Medeni Kanun’da sayılan “özel Boşanma Sebepleri” ise; Zina, Hayata kast, pek kötü muamele veya onur kırıcı davranış, küçük düşürücü suç işleme, haysiyetsiz hayat sürme, terk ve akıl hastalığı olarak belirtilmiştir. Bu sebeplerden bazılarının hususiyetleri mevcuttur.
Mesela, Zina sebebine dayalı boşanma davası açmak için, zina kesin bir boşanma sebebi iken, yani eşler için hayatın çekilmez duruma gelip gelmediğinin araştırılması bile gerekmiyor iken, karşı tarafın af etmesi veya durumu öğrenmesinden itibaren 6 ay içinde boşanma davasının açılmaması halinde bu dava hakkı düşer.
Hayata kast ve kötü muamele; öldürmeye teşebbüs, yaralama ve her türlü fiili veya psikolojik şiddet, ekonomik olarak baskı altına alma fiilleri bu kapsamda değerlendirilmektedir. Bu özel boşanma sebebi de af veya olayın vukuundan itibaren 6 ayın geçmesinden sonra ileri sürülemeyecektir.
Küçük düşürücü suç veya haysiyetsiz hayat sürme; bu hususun boşanma sebebi olması için, olayların evlilik öncesi değil, evlilik birliği içinde cereyan etmesi gerekir, örnek olarak hırsızlık, dolandırıcılık, zimmet, rüşvet gibi Kanunen de yüz kızartıcı suçlar veya kumarbazlık, madde bağımlılığı gibi haysiyet kırıcı davranış biçimleri karşısında diğer eş için mutlak bir boşanma sebebi doğmaktadır.
Müşterek konutu terk; terk sebebiyle boşanma davası açılabilmesi için Kanun “ihtar” şartı aramaktadır.
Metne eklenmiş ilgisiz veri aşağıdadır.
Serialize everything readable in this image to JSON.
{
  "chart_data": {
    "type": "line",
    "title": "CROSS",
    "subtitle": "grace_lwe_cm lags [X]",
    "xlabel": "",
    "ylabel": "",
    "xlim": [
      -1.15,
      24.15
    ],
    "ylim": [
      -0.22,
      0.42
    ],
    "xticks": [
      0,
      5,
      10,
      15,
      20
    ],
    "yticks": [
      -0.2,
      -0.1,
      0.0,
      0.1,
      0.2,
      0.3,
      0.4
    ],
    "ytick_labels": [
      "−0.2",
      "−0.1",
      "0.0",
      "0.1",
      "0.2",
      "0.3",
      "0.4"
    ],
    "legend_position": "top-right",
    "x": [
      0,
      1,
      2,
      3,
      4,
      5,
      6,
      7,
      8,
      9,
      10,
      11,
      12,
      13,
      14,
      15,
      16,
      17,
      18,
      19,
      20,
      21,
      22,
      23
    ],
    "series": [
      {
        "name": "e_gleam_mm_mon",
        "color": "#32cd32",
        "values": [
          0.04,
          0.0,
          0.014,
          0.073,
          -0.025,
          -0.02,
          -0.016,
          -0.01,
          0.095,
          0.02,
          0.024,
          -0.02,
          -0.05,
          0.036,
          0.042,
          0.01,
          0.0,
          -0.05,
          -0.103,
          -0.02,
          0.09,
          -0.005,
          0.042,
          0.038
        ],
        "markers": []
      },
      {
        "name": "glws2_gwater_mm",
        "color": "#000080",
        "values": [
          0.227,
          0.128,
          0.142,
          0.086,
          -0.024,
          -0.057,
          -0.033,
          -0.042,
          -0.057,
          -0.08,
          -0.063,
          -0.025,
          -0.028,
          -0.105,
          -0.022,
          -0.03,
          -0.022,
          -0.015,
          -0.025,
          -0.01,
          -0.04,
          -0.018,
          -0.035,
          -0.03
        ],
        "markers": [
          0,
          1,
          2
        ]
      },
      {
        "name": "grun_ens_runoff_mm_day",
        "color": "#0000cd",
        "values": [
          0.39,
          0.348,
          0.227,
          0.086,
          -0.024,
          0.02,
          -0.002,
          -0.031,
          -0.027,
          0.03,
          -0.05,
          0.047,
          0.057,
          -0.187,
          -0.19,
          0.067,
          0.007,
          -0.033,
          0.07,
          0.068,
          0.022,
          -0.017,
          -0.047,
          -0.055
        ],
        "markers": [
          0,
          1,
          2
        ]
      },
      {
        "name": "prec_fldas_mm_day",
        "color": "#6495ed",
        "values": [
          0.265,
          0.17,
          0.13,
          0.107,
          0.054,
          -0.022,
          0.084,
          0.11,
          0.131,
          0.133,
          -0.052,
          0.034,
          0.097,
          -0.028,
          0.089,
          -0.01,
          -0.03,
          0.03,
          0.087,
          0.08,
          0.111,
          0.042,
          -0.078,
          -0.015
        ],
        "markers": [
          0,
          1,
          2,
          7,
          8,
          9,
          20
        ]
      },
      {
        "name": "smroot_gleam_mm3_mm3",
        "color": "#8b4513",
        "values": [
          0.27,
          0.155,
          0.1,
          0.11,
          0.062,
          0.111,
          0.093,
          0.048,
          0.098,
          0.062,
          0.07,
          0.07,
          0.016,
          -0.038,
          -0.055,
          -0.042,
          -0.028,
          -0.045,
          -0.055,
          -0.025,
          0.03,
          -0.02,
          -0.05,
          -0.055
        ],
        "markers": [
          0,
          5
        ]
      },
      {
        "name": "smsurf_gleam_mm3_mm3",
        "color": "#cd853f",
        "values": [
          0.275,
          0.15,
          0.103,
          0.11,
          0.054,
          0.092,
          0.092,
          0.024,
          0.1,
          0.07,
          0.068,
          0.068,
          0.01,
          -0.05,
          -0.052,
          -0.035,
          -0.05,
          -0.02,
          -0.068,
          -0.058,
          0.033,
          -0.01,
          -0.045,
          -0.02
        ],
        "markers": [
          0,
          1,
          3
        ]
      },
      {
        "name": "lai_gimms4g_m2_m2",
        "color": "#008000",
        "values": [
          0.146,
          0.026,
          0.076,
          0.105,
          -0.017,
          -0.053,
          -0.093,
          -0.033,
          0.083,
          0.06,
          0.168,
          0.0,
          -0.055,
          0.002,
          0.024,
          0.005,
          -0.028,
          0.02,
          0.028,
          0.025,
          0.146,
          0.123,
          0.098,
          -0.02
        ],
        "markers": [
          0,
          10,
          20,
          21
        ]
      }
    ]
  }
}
Terk durumunun en az 6 ay sürmesi, terk tarihinden itibaren en az 4 ay sonra Noter veya Boşanma davasına bakan Mahkeme aracılığı ile, eve dönme çağrısı yapılması ve bu çağrıya yine 2 ay içinde olumlu dönüş olmaması halinde müşterek konutu terk, bir boşanma sebebi olacaktır. Ayrıca ortak konutu terke zorlama durumu var ise, zorlayan taraf içinde terk hükümleri uygulanacaktır.
Akıl hastalığı; böyle bir boşanma sebebi için, davanın açıldığı sırada, tedavisi imkânsız bir akıl hastalığı bulunduğunun, resmi sağlık raporları ile tevsik edilmesi durumunda, Kanunu düzenleme, diğer eş için mutlak bir boşanma sebebi olduğu kabul etmektedir.
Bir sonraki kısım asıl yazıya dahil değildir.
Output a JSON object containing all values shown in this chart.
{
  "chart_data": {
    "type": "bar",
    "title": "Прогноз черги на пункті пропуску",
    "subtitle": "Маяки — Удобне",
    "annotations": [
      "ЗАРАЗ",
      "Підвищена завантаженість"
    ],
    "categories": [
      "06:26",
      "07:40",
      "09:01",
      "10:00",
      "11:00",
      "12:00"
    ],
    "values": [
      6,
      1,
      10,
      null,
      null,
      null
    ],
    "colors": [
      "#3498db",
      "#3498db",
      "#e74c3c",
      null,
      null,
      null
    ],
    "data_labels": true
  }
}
Boşanma hangi sebebe dayanırsa, dayansın gerek eşlerin karşılıklı iradesi ile gerekse kamu düzeninden olduğu için, boşanmaya karar veren Hakimim görevi tahtında olduğundan, müşterek mallar, var ise çocukların velayeti ile anne ve baba ile görüşmesini sağlayacak Şahsi münasebet tesisi, nafaka ve tazminat talepleri hakkında, Mahkeme bir karar verilecektir.
Kısaca örnekleme gerekirse; 2006 yılından itibaren evlilik içinde edinilen malların ortak paylaşıma tabi olduğu, küçük çocukların velayetlerinin özel bir durum yok ise anneye verileceği, baba ile görüşmelerinin, hafta sonlarında yaş ve sair durumları uygun ise yatılı olarak şahsi münasebetlerinin mutlaka tesis edileceği, zarar gören ve destekten yoksun kalan eş ile reşit olmayan ve eğitimi devam eden çocuklara, karşı tarafın ekonomik durumuna uygun bir nafaka ödeme yükü altında olacağı, hatta şartları var ise kusurlu tarafın diğer tarafa maddi ve manevi tazminat ödeme mükellefiyetinin bulunduğunu da belirtmek isteriz.